3) Les hommes vivent mal le fait de devoir se plier à des règles. L’état de nature, le paradis où l’homme ne connaît pas encore les fruits de l’arbre de la connaissance du bien et du mal ou encore l’âge d’or, autant de conceptions de l’innocence qui aurait dispensé une humanité première de tout effort. Le serpent, les dieux ou la nécessité en ont décidé autrement. L’homme s’est cultivé. Et sans cette culture il ressemblerait plutôt à un animal ou à un simple d’esprit. Toutefois, on ne peut pas se représenter autrement l’homme que comme doué de raison. Il semble donc qu’il puisse naturellement en user et que la culture ne lui soit pas indispensable. Ce qui amène à se demander en quoi selon Hegel la culture est indispensable pour les hommes.

 

Il est clair que la culture est indispensable pour que les hommes apprennent la connaissance du bien et du mal. En effet, l’état de nature, c’est la représentation des hommes avant toute éducation. Donc les hommes dans cet état n’ont aucune connaissance. Ils ne savent pas comment agir les uns vis-à-vis des autres. C’est donc par la culture, c’est-à-dire par l’éducation qu’ils peuvent sortir de l’état de nature et acquérir le vouloir raisonnable qui leur permet d’être véritablement des hommes.

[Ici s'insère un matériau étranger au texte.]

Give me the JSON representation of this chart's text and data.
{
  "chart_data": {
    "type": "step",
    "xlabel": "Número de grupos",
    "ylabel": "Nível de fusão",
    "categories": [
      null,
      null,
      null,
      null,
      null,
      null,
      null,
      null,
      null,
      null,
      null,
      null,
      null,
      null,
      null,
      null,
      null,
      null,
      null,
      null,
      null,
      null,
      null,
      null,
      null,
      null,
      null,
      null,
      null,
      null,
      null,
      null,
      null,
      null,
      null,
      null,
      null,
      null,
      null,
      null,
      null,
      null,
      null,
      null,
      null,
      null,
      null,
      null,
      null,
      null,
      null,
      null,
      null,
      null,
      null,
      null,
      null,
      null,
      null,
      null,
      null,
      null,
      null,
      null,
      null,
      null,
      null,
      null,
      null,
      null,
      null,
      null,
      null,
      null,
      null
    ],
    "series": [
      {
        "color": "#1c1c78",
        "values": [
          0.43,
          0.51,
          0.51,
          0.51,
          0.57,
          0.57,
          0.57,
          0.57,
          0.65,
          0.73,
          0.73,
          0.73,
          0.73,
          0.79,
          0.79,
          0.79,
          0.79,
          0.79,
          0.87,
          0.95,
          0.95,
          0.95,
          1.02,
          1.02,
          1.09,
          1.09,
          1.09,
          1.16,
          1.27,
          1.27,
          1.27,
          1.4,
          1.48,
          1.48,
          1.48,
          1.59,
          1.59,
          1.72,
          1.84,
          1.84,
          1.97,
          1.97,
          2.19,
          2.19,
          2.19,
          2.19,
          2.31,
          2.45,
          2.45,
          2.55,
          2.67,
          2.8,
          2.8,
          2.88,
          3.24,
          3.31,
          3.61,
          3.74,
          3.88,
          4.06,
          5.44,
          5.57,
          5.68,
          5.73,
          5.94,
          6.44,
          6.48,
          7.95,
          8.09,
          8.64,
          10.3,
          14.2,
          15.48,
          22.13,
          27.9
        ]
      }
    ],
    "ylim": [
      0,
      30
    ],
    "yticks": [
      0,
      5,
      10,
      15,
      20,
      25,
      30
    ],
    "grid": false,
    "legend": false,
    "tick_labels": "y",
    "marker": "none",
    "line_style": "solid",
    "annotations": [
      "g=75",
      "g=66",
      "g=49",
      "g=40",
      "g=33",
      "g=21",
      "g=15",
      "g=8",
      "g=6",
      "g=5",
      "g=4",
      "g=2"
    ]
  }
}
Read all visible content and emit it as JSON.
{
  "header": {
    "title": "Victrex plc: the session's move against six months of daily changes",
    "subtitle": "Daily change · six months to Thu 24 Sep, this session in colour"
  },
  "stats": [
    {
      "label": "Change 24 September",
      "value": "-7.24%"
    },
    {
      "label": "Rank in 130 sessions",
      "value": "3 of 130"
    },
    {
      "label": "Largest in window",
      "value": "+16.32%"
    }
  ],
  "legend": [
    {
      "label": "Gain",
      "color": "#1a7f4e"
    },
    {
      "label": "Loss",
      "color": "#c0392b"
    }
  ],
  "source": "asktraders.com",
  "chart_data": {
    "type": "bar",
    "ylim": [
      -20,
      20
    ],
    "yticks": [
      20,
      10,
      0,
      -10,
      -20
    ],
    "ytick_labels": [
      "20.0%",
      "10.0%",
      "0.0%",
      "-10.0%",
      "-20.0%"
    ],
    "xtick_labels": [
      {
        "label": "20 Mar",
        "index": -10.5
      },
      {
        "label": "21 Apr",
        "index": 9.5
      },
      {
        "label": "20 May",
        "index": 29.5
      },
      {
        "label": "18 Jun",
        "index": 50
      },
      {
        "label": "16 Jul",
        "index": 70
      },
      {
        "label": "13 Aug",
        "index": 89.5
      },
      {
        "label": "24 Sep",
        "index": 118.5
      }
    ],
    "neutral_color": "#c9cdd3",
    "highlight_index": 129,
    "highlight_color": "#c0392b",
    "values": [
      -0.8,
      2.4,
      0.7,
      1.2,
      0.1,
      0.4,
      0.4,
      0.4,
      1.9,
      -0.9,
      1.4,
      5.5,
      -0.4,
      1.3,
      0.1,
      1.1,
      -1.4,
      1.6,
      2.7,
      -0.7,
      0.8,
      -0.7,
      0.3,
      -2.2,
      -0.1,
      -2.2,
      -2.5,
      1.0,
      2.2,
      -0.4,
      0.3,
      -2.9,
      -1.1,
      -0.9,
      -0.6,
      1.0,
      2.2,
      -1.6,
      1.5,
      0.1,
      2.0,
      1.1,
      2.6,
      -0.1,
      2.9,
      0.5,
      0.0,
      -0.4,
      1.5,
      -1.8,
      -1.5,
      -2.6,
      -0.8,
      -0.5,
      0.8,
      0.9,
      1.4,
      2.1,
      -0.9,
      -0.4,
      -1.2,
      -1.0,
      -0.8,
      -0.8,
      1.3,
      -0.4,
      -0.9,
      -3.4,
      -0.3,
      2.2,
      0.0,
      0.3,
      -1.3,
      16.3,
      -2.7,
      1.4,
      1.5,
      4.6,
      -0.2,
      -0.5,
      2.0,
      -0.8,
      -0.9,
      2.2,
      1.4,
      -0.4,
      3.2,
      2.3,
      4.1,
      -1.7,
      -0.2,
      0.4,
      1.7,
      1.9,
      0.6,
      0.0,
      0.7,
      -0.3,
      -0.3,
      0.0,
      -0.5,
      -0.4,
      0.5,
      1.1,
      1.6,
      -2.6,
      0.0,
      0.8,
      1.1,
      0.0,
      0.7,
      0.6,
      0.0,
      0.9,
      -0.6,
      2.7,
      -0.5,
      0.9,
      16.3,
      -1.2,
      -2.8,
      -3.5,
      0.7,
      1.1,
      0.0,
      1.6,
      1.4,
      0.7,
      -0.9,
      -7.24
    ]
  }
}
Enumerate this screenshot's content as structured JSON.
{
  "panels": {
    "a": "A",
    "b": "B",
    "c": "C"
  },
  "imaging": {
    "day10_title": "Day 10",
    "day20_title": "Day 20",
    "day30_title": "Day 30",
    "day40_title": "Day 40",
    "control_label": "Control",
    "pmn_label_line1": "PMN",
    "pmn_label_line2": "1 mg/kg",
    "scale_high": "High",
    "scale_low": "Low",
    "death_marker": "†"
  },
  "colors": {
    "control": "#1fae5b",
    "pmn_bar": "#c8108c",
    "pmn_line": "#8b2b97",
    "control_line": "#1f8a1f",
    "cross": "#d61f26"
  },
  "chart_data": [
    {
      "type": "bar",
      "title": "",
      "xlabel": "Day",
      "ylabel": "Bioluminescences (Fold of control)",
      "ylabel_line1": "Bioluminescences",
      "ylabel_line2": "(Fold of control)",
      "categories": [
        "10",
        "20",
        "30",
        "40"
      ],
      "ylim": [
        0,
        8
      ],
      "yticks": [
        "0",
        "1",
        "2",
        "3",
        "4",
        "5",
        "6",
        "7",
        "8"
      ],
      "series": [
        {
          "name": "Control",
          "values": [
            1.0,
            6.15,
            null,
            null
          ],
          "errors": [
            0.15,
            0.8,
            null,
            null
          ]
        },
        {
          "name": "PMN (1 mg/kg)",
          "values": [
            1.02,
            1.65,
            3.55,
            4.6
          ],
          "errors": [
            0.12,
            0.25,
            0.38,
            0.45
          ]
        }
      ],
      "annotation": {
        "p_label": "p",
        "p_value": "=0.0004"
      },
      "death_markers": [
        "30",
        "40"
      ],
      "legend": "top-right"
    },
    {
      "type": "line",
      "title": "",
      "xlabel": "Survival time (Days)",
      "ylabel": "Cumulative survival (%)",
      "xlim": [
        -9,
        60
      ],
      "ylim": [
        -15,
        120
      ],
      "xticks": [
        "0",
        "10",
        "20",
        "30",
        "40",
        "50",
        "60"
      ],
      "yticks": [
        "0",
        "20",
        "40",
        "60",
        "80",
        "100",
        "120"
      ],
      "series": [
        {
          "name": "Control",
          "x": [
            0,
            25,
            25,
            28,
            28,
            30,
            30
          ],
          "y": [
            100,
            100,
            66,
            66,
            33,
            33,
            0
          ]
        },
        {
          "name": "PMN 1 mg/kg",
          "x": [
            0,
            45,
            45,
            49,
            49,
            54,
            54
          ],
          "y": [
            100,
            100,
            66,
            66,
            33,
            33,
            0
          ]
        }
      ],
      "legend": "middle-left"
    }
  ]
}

Cependant, pour leur apprendre le bien et le mal il leur faut des hommes qui eux-mêmes ont été éduqués et ainsi de suite à l’infini. Dès lors, la culture est-elle absolument indispensable à l’homme selon Hegel ? La sortie de l’état de nature n’est-elle pas naturelle ?

 

C’est qu’en effet, Hegel admet que les hommes doivent sortir de l’état de nature. Il ne dit pas que cette sortie doit être l’effet de la culture. On peut donc penser que les hommes se décident, en constatant les inconvénients de l’état de nature, à en sortir en se mettant d’accord pour obéir à certaines lois.

Or, les hommes usent de violence et de ruse entre eux selon Hegel. Ils ne peuvent donc se faire confiance. Par conséquent, la culture n’est-elle pas indispensable ? Et qu’entendre par là ?

 

S’il est vrai que les hommes sont inégaux, alors certains hommes ne peuvent pas ne pas dominer les autres et ainsi créer des sociétés où la force et la ruse dominent. Dès lors, les autres hommes sont contraints à l’obéissance. Ils apprennent donc à se maîtriser. Dès lors, leur raison peut prendre le dessus. Les hommes peuvent ainsi en arriver à tenter de changer l’ordre des choses pour que règne le seul vouloir raisonnable.

 

Ainsi la culture est bien indispensable à l’homme. Hegel l’a montré en réfutant la thèse de l’état de nature comme état parfait de l’homme du point de vue existentiel et moral. La violence physique et intellectuelle de l’homme ne peut finalement que l’amener à apprendre à ses dépens qu’il doit user de la raison dont la nature l’a dotée.